Peter Friedl
La pratique pluridisciplinaire de l’artiste Peter Friedl (1960, Oberneukirchen, Autriche) se nourrit de ses connaissances en dramaturgie et linguistique et de son expérience de critique de théâtre pour explorer l’étendue construite du récit historique et les dynamiques de pouvoir qui régissent la société. Bien que rarement narratives, ses œuvres vidéo se signalent par un sens aigu de la dramaturgie, qui leur permet de se situer dans un espace interstitiel entre réalité et fiction, documentation et théâtralité, étrangeté et émotion. Réfutant toute prétention, ses œuvres multiplient les références qui se situent en dehors du champ de l’art contemporain, du théâtre épique à l’humour burlesque.

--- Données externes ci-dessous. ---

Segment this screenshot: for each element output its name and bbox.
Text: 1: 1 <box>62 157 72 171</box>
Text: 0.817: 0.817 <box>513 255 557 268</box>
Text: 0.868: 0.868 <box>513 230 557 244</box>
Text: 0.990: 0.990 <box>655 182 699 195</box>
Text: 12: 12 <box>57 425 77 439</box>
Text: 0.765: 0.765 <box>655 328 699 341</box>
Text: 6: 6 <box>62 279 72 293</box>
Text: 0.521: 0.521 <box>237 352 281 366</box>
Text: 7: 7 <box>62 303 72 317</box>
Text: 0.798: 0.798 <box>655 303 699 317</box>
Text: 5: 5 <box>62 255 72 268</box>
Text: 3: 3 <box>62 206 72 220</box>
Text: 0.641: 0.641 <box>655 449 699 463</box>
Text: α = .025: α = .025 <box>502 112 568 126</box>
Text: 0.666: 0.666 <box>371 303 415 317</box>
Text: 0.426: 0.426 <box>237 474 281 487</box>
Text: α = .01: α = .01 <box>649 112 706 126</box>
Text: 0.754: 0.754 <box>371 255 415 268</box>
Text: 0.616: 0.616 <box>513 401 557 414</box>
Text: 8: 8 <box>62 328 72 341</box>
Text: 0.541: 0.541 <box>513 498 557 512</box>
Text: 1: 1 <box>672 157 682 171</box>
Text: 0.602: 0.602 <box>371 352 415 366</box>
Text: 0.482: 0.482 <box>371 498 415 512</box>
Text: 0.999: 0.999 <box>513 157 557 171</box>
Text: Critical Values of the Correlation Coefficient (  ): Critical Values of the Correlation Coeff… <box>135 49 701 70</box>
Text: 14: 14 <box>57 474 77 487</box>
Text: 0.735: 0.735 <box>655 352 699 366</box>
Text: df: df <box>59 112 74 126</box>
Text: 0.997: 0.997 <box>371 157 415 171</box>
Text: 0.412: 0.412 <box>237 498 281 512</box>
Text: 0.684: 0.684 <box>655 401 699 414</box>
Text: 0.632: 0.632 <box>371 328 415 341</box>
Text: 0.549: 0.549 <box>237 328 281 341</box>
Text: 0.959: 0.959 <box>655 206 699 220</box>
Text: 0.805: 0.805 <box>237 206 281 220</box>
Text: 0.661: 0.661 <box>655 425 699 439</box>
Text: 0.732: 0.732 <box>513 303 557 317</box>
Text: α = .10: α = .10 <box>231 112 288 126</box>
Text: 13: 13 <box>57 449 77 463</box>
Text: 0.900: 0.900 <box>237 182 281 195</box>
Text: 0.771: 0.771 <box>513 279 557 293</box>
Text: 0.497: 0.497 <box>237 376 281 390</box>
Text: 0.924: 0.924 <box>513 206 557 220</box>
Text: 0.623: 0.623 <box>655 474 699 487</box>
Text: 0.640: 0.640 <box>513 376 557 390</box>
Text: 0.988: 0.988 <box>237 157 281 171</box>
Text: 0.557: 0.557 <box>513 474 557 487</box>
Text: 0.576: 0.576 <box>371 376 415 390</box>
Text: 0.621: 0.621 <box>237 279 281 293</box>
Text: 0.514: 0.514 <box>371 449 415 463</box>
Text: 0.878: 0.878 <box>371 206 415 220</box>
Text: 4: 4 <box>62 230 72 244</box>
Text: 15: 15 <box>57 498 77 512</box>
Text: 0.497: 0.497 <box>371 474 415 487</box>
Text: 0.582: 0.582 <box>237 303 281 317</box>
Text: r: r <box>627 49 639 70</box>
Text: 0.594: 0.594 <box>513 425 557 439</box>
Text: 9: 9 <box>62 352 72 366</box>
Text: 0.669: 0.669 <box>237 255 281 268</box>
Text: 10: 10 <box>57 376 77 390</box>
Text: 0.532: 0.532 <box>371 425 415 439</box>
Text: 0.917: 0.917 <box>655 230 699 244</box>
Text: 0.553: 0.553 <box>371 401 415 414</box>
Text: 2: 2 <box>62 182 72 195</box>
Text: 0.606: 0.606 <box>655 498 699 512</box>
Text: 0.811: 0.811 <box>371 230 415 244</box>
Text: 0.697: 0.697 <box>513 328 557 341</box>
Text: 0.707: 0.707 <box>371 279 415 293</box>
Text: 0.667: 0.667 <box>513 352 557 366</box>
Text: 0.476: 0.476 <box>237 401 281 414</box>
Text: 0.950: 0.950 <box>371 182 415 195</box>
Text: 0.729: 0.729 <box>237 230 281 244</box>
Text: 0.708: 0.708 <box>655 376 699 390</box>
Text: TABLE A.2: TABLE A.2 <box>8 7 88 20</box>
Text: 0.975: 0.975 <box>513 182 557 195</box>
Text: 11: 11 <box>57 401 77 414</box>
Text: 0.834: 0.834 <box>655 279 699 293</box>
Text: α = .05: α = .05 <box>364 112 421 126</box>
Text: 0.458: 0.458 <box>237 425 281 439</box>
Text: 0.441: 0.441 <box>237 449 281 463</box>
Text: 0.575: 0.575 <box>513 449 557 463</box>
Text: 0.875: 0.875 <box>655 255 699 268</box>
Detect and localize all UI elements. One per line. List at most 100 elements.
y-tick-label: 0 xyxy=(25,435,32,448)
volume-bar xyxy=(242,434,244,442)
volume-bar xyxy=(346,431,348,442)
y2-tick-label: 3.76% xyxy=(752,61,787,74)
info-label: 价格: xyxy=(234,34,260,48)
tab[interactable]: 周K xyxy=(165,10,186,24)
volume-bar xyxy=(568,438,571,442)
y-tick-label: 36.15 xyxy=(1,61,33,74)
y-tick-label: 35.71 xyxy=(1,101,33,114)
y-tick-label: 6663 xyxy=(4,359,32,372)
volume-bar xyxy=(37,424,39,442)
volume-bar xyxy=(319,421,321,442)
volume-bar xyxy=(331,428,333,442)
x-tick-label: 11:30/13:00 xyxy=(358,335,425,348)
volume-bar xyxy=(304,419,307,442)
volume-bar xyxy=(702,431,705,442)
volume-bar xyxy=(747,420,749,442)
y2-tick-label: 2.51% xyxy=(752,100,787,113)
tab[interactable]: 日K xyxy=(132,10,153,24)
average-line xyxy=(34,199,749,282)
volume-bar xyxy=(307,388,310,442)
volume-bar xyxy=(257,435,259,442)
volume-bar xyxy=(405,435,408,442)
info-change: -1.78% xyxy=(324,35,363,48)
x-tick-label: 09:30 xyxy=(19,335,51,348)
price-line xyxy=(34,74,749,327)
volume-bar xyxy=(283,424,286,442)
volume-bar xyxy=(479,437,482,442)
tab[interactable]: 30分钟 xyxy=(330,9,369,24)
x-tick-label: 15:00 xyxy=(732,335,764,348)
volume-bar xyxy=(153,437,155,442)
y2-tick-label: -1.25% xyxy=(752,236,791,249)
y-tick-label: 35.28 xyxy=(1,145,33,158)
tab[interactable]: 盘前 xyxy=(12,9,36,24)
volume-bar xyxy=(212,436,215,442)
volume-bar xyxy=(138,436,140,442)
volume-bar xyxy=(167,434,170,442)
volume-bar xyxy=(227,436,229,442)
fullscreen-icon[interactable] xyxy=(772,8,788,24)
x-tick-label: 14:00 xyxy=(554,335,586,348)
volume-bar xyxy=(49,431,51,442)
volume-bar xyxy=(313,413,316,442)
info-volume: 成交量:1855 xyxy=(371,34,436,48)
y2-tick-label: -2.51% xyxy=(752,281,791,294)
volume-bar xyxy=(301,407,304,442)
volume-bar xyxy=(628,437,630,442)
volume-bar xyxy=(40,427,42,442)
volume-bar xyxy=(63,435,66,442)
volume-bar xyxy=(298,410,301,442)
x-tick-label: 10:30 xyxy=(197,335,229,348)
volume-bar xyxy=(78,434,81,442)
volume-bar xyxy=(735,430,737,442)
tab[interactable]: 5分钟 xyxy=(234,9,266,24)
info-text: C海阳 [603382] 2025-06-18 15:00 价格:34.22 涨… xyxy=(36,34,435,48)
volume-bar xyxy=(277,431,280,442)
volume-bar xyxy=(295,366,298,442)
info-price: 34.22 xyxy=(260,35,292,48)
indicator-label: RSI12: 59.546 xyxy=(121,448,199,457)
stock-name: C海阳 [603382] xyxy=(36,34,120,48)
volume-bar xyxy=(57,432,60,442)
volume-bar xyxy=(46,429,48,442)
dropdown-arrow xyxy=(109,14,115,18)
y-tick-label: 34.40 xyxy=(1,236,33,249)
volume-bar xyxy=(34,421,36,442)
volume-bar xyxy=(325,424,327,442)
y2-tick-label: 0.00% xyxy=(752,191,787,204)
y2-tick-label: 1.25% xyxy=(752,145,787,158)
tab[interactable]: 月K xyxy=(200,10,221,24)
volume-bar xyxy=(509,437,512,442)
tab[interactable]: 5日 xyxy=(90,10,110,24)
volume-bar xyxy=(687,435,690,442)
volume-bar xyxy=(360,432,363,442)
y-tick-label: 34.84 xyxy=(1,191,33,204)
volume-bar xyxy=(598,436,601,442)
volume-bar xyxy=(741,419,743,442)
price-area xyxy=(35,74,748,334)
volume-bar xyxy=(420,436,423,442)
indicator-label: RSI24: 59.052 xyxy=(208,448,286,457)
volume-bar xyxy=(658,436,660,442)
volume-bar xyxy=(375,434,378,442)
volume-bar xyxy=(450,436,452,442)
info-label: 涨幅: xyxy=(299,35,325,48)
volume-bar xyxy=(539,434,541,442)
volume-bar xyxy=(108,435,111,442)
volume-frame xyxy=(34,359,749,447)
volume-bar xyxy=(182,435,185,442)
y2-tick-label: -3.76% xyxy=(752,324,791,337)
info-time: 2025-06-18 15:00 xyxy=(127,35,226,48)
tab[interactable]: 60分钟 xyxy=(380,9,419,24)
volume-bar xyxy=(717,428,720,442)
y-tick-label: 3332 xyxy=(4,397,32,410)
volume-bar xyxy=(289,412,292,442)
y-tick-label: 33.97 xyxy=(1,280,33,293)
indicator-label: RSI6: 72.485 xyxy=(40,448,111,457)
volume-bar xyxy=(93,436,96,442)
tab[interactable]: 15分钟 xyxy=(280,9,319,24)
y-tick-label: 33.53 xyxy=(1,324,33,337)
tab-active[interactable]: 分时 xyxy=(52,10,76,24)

Le travail de Peter Friedl part souvent d’événements politiques pour remettre en question la manière dont nous les percevons, comme en témoigne par exemple la troublante vidéo Liberty City (2007), où l’on voit un policier (blanc) roué de coups et projeté à terre par deux hommes (noirs). Montées en boucle, les images de ce plan séquence sont floues, donnant le sentiment qu’il s’agit d’une vidéo amateur tournée la nuit. En réalité, il s’agit d’une reconstitution, scénarisée et inversée, d’un épisode violent de l’histoire américaine contemporaine : le meurtre du motocycliste (noir) Arthur McDuffie par des policiers (blancs) à Liberty City, Miami, le 17 décembre 1979, qui l’avaient arrêté et battu à mort. L’acquittement des policiers en 1980 déclencha les émeutes connues sous le nom de « Miami Riots ». La vidéo de Friedl a été tournée aux abords du Liberty Square Housing Project, un complexe construit dans les années 1930 pour séparer les Noirs américains des communautés blanches, comme en témoignent aujourd’hui les vestiges d’un mur. En inversant la dynamique de pouvoir de cet événement, l’artiste révèle les préjugés raciaux qui le sous-tendent et fait appel à la compassion des spectateur·rice·s. Pour décrire la manière dont son œuvre souhaite susciter une réaction instictive de la part des spectateur·rice·s, l’artiste parle de « théâtre épique dans le style d’un documentaire ».